But where are cyan, green, blue and contrast?
It would seem that in giving contractors security clearance, the U S Government takes good care that they themselves don’t learn any actual security. Because, sadly, this was an amateurish effort. With a little more knowledge she could have been completely untraceable.
As someone who has been professionally involved in printer security, my advice is don’t, just don’t. A lot of corporate level printing systems record all kinds of data about print jobs, including tying users to documents printed. At one supposedly secure facility I discovered that users could, with just a little knowledge, find out what was being printed by who - and people were using document titles like (though not identical with obviously) Final Review of Radioisotope Leak Building 44. That’s before we get into the yellow dot pattern that uniquely identifies printers and other forms of hidden watermarking used in secure establishments. Unless you know a lot about your printing infrastructure, regard printers as unsafe for leakers.

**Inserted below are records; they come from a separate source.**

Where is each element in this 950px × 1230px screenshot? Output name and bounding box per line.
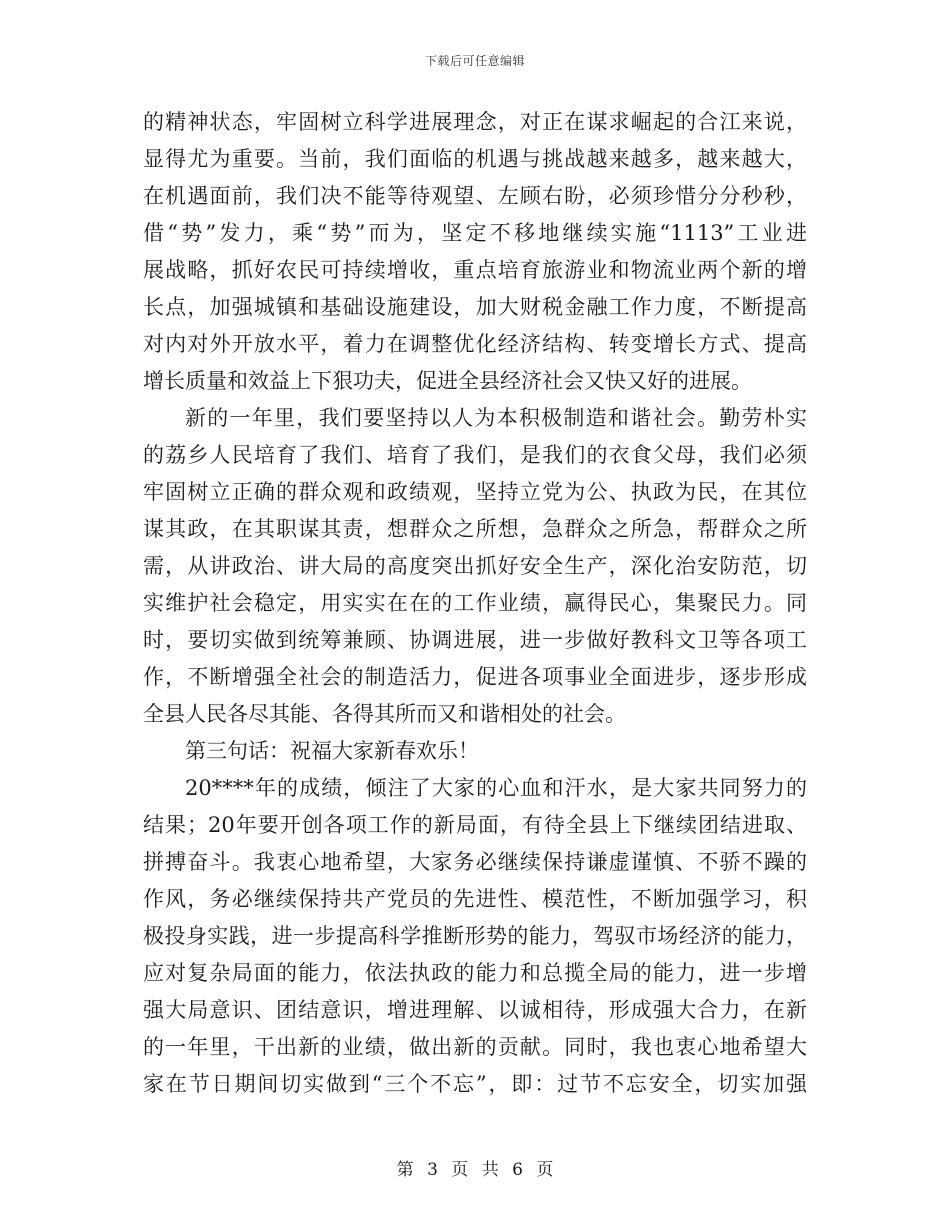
page-header: 下载后可任意编辑: [424, 54, 525, 68]
body-line: 显得尤为重要。当前，我们面临的机遇与挑战越来越多，越来越大，: [143, 147, 807, 171]
body-line: 新的一年里，我们要坚持以人为本积极制造和谐社会。勤劳朴实: [185, 406, 807, 430]
body-line: 展战略，抓好农民可持续增收，重点培育旅游业和物流业两个新的增: [143, 258, 807, 282]
page-label-mid: 页: [451, 1160, 469, 1180]
body-line: 作风，务必继续保持共产党员的先进性、模范性，不断加强学习，积: [143, 887, 807, 911]
body-line: 对内对外开放水平，着力在调整优化经济结构、转变增长方式、提高: [143, 332, 807, 356]
body-line: 需，从讲政治、讲大局的高度突出抓好安全生产，深化治安防范，切: [143, 554, 807, 578]
body-line: 的一年里，干出新的业绩，做出新的贡献。同时，我也衷心地希望大: [143, 1035, 807, 1059]
body-line: 增长质量和效益上下狠功夫，促进全县经济社会又快又好的进展。: [143, 369, 752, 393]
section-heading: 第三句话：祝福大家新春欢乐！: [185, 739, 479, 763]
body-line: 在机遇面前，我们决不能等待观望、左顾右盼，必须珍惜分分秒秒，: [143, 184, 807, 208]
page-label-prefix: 第: [396, 1160, 414, 1180]
body-line: 极投身实践，进一步提高科学推断形势的能力，驾驭市场经济的能力，: [143, 924, 807, 948]
body-line: 家在节日期间切实做到“三个不忘”，即：过节不忘安全，切实加强: [143, 1072, 807, 1096]
body-line: 全县人民各尽其能、各得其所而又和谐相处的社会。: [143, 702, 626, 726]
body-line: 的精神状态，牢固树立科学进展理念，对正在谋求崛起的合江来说，: [143, 110, 807, 134]
page-footer: [0, 1155, 950, 1180]
page-label-suffix: 页: [536, 1160, 554, 1180]
body-line: 应对复杂局面的能力，依法执政的能力和总揽全局的能力，进一步增: [143, 961, 807, 985]
current-page-number: 3: [427, 1160, 438, 1180]
body-line: 实维护社会稳定，用实实在在的工作业绩，赢得民心，集聚民力。同: [143, 591, 807, 615]
body-line: 强大局意识、团结意识，增进理解、以诚相待，形成强大合力，在新: [143, 998, 807, 1022]
body-line: 长点，加强城镇和基础设施建设，加大财税金融工作力度，不断提高: [143, 295, 807, 319]
total-label: 共: [481, 1160, 499, 1180]
body-line: 借“势”发力，乘“势”而为，坚定不移地继续实施“1113”工业进: [143, 221, 807, 245]
body-line: 拼搏奋斗。我衷心地希望，大家务必继续保持谦虚谨慎、不骄不躁的: [143, 850, 807, 874]
body-line: 结果；20年要开创各项工作的新局面，有待全县上下继续团结进取、: [143, 813, 807, 837]
body-line: 作，不断增强全社会的制造活力，促进各项事业全面进步，逐步形成: [143, 665, 807, 689]
body-line: 牢固树立正确的群众观和政绩观，坚持立党为公、执政为民，在其位: [143, 480, 807, 504]
document-body: [143, 104, 807, 1103]
body-line: 时，要切实做到统筹兼顾、协调进展，进一步做好教科文卫等各项工: [143, 628, 807, 652]
body-line: 20****年的成绩，倾注了大家的心血和汗水，是大家共同努力的: [185, 776, 807, 800]
total-pages-number: 6: [512, 1160, 523, 1180]
body-line: 谋其政，在其职谋其责，想群众之所想，急群众之所急，帮群众之所: [143, 517, 807, 541]
body-line: 的荔乡人民培育了我们、培育了我们，是我们的衣食父母，我们必须: [143, 443, 807, 467]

I’m surprised that she had any printing access, though.
Time to campaign for Trump to pardon her when he leaves office ;(
Given the complete lack of any apparent attempt at covering her tracks, I don’t think she intended to be undiscovered.
The tone of this thread is an interesting contrast to the discussions of Snowden. Ed gets accused of not being a real whistleblower because he was careful and meticulous; this one gets criticised because she wasn’t.
Guess she got her clearance in a box of snack food products.
The facts of the matter seem to be less important to the internet than attention grabbing headlines.
As far as I’ve been able to tell we dont know her motive yet.
Passing blame down the line, it does it bestly.
Everywhere I’ve worked you’d get chewed out for sending a text document to the color printer. Public schools are poor though.
Companies that fuss about having separate printers for mono and colour rather than standardising already have a cost problem that can’t be solved by micromanaging.
Seconded… Way back when I was supporting the print servers it seemed to be monthly that I had to trawl the event logs looking for who printed something that should not have been printed at work, not just simply not work related but everything from porn to lets print the salaries of everyone in the group at performance review time.
Who the actual fuck prints porn?
Yeah, so? That’s better than standing, as all the “good” governments and people do, with Saudi Arabia.
It was on the factory floor somewhere… and it was awhile ago before the work firewall was smarter about things but yeah someone was printing out nsfw things and leaving them in the pile every morning.
Also another thing I know, don’t use your work email to send sexytime messages to your mistress who is also a coworker, doubly so don’t print them out (or at least don’t wait around for others to see it before picking it up), triply so if you are the CEO. God I hated the ethics training the rest of us had to take for that. Dunno what security did with those event logs and I don’t care.
If you want to work for the security or defense of the US, pledging your loyalty to any foreign country is probably a poor idea.
You have a strange definition of “stands with.”
Probably the same people that used to have their PAs print out emails and present them to them in a memo folder for review.
“Miss Jones…the special folder…and don’t let anyone disturb me for thirty minutes.”
“If there is a war, I will stand with you”, is a pledge of loyalty. And it stands in contrast to the Oath of Enlistment she took as a member of the USAF.
With her language skills, it seems like she had the potential to make a positive contribution.
Actually, foreign offices and defense departments do it all the time, and the policy is, in practice, often made by individuals (there is plenty of published history for this).
The US guarantees the security of Israel. It was the UK failure to honour its guarantee to Czechoslovakia that made Hitler think he could get away with things, and the UK honouring its pledge to Poland that brought it into the war.
The Secretary of State is an employee of the government. So, in effect, is the President. And do you really imagine that there are not CIA officers right now telling “moderate” militants in Syria “The US Government stands with you?”
Whereas this contractor is merely expressing a personal opinion; she is not employed by the US Government directly. That gives her less rather than more responsibility. You are deliberately trying to confuse her obvious use of the words “stand with” to mean something other than simply “support”.
I’m not arguing she has not done something criminal; there are times that everybody with a conscience may decide to break the law. But treasonous? Exposing concealment of bad behaviour at the heart of government is hardly treasonous.
That explains a lot. Boys’ club, not near computers most of the time, probably not that sophisticated.
Dumb, but not surprising.
I’ve had ethics training that explains why we shouldn’t sleep with underage prostitutes in Thailand, even if it’s legal there.
I wasn’t using that faith in humanity anyway…
you want mine? i quit using mine quite awhile ago…
I’m pretty sure a tweet expressing the opinion of “I don’t agree with going to war with Iran” is far from a formal oath to take arms in support of a foreign nation.